The new facilities added more than 500,000 gross square feet of research and support space to the South Campus complex in 2010-2011. And they brought together, under one roof, key investigational departments, including Imaging Physics, Experimental Diagnostic Imaging and Experimental Therapeutics.
John D. Hazle, Ph.D., professor and chair of the Department of Imaging Physics, believes research collaborations will speed the delivery of advanced cancer treatments.
“Many of the new imaging techniques and technologies we develop are designed to better evaluate responses to therapy,” he explains.
“Being close to and interacting with the people developing the therapies will be an advantage as we move forward in research related to new therapeutics. We hope we can provide quantitative information about whether a therapy is working — is the therapy impacting a certain pathway or characteristic of cancer — either completely, non-invasively with image alone or by less invasive image-guided biopsies.”
To detect cancer at its earliest stages
Imaging research at South Campus Research Building III will also help identify new biological targets using tracers or contrast agents that help detect cancer in its earliest stages as well as enhance the imaging of therapeutic response.
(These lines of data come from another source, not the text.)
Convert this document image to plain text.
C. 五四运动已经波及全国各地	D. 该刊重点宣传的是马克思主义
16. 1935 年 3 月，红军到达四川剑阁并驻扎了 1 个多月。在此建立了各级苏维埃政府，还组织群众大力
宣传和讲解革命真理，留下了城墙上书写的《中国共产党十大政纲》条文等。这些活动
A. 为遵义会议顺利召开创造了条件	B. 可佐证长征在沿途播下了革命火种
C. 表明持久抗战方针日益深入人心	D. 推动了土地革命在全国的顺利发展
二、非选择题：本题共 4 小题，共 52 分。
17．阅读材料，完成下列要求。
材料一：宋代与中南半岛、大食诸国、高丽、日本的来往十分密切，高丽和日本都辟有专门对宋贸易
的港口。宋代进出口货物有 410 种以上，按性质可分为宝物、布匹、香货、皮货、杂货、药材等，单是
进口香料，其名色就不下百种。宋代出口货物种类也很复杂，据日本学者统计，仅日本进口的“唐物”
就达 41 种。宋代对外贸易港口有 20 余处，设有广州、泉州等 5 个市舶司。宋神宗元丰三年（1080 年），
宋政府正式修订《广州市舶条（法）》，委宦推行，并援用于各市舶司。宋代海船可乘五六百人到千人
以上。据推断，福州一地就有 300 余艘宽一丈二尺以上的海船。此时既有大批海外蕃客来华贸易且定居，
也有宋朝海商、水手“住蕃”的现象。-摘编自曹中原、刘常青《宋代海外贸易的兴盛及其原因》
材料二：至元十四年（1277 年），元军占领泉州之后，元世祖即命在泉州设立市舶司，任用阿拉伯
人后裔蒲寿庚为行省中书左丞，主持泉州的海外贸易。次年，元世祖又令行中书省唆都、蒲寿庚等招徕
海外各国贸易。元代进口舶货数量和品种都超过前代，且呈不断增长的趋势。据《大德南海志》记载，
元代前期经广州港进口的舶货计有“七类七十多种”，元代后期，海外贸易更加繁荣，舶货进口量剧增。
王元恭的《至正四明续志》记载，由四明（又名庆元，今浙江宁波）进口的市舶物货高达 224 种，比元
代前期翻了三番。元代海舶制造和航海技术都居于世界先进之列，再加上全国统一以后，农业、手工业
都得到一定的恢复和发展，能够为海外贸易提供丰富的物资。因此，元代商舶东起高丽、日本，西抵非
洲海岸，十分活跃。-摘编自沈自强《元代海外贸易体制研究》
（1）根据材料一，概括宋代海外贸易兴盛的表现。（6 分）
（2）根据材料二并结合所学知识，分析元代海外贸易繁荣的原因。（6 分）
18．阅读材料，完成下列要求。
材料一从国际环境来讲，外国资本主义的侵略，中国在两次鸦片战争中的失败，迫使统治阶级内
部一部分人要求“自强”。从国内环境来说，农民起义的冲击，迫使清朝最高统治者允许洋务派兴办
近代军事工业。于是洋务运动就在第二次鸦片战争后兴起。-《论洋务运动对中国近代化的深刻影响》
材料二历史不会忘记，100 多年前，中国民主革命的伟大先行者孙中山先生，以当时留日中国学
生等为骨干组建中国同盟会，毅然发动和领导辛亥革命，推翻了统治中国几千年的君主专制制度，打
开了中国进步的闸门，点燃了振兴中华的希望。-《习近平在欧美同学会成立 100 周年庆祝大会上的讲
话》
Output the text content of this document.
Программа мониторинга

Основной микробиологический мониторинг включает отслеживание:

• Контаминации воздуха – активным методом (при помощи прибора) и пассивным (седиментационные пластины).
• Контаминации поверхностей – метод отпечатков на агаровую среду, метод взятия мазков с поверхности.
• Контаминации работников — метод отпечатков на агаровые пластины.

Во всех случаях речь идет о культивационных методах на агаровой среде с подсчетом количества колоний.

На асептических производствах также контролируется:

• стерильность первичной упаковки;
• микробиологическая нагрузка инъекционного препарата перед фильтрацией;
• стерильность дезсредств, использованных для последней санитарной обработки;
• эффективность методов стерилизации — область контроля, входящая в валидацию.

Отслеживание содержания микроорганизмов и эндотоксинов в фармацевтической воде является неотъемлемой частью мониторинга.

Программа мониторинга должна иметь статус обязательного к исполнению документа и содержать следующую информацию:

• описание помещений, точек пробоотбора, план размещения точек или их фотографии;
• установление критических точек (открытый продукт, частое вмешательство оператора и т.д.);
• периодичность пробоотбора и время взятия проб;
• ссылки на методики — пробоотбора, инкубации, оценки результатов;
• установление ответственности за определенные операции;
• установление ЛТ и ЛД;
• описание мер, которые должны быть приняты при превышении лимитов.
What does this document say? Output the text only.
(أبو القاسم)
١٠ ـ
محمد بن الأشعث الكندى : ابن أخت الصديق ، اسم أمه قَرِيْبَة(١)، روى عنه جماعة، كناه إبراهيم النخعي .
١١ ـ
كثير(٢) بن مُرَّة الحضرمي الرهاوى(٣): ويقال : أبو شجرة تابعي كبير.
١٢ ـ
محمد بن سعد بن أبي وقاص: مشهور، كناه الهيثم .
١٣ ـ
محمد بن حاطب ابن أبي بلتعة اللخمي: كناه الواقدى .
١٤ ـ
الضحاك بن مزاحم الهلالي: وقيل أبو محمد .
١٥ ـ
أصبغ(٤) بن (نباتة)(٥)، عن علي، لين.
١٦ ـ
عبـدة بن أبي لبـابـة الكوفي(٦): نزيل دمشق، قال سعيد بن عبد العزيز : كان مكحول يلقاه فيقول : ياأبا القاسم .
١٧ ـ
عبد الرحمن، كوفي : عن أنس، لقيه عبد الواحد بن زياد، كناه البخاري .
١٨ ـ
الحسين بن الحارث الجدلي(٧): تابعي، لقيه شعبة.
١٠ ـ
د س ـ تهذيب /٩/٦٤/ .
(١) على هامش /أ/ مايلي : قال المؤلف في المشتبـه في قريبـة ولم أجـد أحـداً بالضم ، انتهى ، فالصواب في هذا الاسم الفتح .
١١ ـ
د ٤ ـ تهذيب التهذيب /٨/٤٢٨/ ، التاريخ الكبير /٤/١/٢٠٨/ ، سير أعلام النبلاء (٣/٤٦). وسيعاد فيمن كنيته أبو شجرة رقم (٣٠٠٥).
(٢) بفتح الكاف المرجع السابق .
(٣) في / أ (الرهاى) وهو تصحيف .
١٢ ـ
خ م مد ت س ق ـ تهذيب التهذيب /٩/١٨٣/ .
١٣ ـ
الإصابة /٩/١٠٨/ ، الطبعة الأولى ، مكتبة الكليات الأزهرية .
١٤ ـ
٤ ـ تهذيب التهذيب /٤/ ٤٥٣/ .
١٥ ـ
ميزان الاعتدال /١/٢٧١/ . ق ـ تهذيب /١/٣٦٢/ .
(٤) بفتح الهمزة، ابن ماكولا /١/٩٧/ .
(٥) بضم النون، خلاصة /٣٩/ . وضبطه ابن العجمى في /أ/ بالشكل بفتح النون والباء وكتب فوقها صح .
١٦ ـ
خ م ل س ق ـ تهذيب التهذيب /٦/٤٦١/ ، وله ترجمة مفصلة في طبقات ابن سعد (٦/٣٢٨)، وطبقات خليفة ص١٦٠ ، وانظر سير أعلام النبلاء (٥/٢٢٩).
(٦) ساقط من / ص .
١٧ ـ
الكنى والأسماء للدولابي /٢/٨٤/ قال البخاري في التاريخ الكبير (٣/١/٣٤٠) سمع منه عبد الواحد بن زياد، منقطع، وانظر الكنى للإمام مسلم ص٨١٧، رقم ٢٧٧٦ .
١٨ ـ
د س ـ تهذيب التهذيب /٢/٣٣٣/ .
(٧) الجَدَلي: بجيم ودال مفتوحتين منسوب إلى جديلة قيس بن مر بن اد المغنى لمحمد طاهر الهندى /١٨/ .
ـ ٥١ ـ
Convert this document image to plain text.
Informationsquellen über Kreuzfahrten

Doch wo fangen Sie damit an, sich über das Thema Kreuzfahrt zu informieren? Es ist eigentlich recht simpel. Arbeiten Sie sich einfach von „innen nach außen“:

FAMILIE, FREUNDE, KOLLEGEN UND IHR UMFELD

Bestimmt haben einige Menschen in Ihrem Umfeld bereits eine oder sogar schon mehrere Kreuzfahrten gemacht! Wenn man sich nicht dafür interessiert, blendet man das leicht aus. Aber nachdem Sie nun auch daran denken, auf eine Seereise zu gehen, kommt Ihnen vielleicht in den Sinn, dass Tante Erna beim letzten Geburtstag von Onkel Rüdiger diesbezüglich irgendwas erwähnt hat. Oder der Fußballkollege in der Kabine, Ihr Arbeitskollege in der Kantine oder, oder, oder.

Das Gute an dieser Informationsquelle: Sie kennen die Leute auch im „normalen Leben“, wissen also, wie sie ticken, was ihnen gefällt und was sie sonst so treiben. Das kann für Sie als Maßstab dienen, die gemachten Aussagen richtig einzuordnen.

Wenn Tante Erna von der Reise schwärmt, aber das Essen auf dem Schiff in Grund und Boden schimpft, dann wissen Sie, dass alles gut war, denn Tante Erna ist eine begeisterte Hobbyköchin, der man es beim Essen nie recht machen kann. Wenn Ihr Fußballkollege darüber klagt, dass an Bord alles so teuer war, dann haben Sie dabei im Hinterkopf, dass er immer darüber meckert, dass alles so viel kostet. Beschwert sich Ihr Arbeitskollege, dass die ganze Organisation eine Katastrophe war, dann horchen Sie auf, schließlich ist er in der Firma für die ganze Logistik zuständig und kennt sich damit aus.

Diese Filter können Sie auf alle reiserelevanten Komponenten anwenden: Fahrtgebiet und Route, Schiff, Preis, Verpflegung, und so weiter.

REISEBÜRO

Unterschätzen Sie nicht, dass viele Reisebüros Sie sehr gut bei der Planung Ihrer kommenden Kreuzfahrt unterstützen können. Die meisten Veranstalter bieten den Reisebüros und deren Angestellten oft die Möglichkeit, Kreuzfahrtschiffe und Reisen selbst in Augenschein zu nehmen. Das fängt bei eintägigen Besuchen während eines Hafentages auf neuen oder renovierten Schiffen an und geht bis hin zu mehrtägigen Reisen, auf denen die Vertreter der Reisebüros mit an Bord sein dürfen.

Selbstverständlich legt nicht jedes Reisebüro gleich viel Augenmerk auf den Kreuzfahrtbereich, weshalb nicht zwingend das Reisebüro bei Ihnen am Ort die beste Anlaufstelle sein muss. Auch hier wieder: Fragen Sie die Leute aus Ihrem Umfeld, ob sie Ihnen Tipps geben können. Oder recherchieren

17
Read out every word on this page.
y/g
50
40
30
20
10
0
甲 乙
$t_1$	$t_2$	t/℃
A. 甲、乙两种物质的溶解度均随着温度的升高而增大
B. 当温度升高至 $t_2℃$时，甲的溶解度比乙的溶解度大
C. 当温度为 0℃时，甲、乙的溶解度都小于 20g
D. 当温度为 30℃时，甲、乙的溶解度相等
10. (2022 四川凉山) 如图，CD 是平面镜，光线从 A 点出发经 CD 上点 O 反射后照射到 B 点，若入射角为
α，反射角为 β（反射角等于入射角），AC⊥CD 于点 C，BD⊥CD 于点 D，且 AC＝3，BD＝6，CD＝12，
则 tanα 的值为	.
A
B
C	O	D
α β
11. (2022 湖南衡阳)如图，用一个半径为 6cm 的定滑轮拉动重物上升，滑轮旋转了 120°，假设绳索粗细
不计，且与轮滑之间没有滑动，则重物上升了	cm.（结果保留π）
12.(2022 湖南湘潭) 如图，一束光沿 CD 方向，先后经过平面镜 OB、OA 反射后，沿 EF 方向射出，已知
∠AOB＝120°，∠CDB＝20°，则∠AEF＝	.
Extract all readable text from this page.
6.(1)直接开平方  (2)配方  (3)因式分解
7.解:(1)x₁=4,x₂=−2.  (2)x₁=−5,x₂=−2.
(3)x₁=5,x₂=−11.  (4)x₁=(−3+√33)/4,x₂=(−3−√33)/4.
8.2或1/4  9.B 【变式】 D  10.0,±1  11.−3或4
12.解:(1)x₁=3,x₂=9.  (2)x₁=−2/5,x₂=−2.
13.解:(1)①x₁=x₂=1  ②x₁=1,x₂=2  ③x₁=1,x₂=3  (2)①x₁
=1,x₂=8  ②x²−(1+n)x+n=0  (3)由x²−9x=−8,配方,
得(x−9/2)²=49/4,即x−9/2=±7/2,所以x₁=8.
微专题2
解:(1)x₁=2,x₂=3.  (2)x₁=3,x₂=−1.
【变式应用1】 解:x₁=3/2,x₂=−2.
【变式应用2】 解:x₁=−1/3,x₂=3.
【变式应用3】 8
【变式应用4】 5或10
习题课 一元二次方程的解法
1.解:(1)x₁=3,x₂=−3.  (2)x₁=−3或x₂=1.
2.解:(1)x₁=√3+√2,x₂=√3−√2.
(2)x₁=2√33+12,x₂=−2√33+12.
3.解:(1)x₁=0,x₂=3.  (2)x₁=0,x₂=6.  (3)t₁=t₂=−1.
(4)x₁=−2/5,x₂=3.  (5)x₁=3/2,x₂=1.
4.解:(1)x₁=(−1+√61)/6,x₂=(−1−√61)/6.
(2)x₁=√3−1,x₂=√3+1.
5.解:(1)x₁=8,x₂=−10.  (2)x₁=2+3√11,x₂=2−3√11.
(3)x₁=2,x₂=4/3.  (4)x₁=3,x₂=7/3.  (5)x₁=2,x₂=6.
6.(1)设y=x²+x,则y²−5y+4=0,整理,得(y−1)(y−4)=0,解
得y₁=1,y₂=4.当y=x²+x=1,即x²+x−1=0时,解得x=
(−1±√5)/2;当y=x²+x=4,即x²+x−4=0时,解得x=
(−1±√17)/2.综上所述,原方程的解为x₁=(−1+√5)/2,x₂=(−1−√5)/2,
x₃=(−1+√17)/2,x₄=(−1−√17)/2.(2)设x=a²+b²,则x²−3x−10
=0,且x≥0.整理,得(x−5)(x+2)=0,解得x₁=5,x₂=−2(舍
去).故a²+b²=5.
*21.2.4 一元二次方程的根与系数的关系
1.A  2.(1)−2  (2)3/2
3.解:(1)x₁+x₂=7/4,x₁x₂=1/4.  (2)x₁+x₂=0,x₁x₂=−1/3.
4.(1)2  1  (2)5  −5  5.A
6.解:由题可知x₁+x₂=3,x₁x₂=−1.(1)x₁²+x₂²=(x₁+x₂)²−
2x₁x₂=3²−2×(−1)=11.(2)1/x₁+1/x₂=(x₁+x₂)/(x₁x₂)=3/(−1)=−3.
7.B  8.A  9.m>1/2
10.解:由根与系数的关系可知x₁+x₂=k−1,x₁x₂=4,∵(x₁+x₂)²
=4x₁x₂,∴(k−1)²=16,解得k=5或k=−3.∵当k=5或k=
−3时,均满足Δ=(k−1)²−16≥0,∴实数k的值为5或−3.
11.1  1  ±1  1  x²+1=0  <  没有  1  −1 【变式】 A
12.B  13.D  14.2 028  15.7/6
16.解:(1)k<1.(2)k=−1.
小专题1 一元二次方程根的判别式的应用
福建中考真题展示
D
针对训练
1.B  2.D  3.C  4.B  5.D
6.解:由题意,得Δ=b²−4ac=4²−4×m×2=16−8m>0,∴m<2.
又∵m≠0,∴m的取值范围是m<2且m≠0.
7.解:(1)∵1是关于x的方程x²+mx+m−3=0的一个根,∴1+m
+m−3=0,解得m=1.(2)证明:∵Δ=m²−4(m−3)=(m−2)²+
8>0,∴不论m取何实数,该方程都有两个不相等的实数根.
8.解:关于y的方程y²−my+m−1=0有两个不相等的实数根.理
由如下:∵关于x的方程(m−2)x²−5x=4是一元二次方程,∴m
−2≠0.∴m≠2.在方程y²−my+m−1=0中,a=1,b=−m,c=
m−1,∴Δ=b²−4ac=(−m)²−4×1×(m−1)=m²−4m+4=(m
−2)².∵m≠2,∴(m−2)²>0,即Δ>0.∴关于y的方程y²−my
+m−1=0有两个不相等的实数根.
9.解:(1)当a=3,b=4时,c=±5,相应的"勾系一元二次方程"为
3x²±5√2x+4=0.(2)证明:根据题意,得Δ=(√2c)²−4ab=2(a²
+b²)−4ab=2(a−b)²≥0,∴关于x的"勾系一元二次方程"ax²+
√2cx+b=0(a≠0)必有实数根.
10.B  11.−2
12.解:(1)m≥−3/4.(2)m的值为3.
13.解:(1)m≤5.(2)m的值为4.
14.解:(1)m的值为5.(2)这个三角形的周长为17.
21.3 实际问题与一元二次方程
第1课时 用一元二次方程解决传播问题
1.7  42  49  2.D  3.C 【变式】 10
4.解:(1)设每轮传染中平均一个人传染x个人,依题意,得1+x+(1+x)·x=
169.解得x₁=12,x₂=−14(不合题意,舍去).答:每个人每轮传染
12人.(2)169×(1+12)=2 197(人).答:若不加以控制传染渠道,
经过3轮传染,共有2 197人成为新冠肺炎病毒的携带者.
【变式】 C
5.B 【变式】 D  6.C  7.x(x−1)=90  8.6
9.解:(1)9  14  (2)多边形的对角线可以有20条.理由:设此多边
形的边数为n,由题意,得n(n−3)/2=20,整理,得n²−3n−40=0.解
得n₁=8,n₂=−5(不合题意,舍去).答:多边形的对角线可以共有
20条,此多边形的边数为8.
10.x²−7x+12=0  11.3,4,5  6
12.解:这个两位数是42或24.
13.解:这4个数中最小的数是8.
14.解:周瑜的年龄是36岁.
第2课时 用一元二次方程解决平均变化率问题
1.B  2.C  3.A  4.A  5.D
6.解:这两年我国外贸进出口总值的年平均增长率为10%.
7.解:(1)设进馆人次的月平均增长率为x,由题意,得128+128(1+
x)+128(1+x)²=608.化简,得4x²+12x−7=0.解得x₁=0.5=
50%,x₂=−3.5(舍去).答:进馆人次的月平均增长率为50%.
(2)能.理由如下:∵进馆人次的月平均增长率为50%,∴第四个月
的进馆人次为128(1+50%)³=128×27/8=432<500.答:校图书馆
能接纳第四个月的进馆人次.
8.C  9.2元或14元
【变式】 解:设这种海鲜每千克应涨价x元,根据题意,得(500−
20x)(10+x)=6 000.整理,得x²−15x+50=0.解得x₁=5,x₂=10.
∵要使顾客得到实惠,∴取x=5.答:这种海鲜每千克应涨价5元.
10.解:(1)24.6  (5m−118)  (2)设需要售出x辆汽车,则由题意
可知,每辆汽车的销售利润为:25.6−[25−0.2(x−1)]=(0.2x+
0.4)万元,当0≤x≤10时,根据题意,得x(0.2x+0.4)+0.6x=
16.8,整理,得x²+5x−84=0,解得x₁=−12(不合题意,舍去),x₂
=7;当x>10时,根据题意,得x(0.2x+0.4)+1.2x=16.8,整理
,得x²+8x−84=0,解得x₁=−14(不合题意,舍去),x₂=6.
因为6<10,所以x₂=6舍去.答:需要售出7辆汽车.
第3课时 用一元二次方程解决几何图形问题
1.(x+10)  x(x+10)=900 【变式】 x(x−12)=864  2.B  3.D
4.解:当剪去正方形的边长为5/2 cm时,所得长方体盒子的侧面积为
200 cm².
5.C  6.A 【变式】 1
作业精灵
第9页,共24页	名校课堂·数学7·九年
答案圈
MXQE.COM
The equipment forms the basis of the first-floor translational imaging core and includes a 3 T MR scanner, PET/CT scanner, dual-energy CT scanner and a cyclotron to explore extended-life isotopic tracers.
Wide-open laboratories
South Campus Research Building IV distinguishes itself with highly versatile wet and dry laboratories for drug discovery and related studies by the Center for Targeted Therapy and Institute for Applied Cancer Science.
“Open lab space is conducive to collaboration,” says Kim Dulski, a former researcher who now designs laboratories as director in Research and Education Facilities in the Division of Operations and Facilities Management. “When a researcher expands his or her research, we can quickly reconfigure space.”
Faculty, junior researchers and educational fellows also find collaborative areas in the facility’s small-group study carrels, distance learning and teleconferencing rooms, and three 60-seat conference centers.
These collaborations will help bring translational research in promising therapies to patients more effectively, Dulski says. “We’re doing everything in our design to advance science, to make collaborations count, and to facilitate the meeting of the best and the brightest.”